Sophie Beckett never dreamed she′d be able to sneak into Lady Bridgerton′s famed masquerade ball - or that "Prince Charming" would be waiting there for her! Though the daughter of an earl, Sophie has been relegated to the role of servant by her disdainful stepmother. But now, spinning in the strong arms of the debonair and devastatingly handsome Benedict Bridgerton, she feels like royalty. Alas, she knows all enchantments must end when the clock strikes midnight.

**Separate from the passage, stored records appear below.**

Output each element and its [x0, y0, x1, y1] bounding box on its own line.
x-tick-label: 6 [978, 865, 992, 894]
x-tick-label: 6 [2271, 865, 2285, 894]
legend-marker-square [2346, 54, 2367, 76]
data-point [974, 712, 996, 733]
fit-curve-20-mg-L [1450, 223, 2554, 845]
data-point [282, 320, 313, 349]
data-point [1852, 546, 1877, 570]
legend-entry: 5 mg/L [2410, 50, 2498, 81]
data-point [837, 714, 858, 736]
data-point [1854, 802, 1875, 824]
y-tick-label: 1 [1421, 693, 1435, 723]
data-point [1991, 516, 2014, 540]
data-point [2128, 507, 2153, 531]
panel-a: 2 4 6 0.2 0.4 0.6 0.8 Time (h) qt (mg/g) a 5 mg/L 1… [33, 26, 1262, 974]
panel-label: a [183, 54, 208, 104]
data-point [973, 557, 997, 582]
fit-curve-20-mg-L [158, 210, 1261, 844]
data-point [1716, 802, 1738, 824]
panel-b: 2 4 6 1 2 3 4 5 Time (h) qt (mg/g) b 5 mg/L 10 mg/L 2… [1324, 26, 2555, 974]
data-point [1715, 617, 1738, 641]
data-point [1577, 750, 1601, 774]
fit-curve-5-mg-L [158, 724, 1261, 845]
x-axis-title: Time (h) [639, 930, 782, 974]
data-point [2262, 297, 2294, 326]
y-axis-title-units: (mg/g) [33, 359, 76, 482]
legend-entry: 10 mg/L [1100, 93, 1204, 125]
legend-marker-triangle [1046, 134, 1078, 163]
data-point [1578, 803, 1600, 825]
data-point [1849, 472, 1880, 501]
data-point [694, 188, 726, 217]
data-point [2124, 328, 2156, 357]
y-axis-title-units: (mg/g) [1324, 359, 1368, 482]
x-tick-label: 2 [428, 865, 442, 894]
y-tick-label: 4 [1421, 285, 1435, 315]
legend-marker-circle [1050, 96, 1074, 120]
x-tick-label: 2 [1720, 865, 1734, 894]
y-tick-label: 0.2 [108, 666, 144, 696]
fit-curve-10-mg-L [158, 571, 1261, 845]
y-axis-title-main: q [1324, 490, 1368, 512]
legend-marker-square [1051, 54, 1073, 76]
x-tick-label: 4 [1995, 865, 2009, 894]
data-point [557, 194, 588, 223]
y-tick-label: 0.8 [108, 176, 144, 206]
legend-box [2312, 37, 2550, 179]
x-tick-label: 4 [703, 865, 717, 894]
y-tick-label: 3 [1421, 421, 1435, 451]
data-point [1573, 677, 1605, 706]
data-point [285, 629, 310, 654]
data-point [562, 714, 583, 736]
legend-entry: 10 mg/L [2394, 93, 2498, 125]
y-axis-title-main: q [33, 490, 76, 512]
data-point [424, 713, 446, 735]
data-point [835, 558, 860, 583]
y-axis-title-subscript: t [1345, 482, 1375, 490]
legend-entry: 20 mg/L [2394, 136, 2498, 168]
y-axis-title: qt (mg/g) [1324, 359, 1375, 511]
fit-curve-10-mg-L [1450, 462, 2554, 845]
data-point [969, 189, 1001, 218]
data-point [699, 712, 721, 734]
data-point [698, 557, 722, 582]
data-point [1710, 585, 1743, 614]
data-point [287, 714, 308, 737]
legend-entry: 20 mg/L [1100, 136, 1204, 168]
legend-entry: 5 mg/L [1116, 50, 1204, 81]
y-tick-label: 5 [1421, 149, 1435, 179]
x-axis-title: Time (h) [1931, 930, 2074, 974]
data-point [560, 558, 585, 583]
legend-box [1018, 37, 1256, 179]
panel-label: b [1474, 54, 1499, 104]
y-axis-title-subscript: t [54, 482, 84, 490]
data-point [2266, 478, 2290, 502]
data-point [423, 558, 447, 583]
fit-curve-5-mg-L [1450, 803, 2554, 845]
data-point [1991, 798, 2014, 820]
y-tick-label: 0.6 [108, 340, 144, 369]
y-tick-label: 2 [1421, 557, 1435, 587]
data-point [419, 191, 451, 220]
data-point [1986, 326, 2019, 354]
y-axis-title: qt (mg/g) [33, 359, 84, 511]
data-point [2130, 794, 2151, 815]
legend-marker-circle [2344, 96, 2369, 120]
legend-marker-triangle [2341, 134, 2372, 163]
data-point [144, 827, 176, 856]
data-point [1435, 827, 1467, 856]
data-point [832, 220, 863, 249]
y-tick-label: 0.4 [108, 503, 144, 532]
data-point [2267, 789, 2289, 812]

Who was that extraordinary woman? Ever since that magical night, a radiant vision in silver has blinded Benedict to the attractions of any other - except, perhaps, this alluring and oddly familiar beauty dressed in housemaid′s garb whom he feels compelled to rescue from a most disagreeable situation. He has sworn to find and wed his mystery miss, but this breathtaking maid makes him weak with wanting her. Yet, if he offers her his heart, will Benedict sacrifice his only chance for a fairy tale love?

So, I know the costumes aren't right, but hey when we're talking fairy tale casting who cares about accuracy, eh? All while I was reading An Offer From a Gentleman (and this opinion still stands!) I kept picturing Benedict and Sophie as Richard Chamberlain and Gemma Craven from my beloved 1976 version of Cinderella, The Slipper and the Rose.

I mean look at this profile -- does that scream artistic, brooding aristocrat or what? :)

Note: This is a (very slightly edited!) re-post of my review of An Offer From a Gentleman from March 2014. As I've mentioned in my previous posts,  I'm determined that this shall be the year I finish the Bridgerton books, so expect re-posts of my reviews of for the next two Bridgerton novels soon!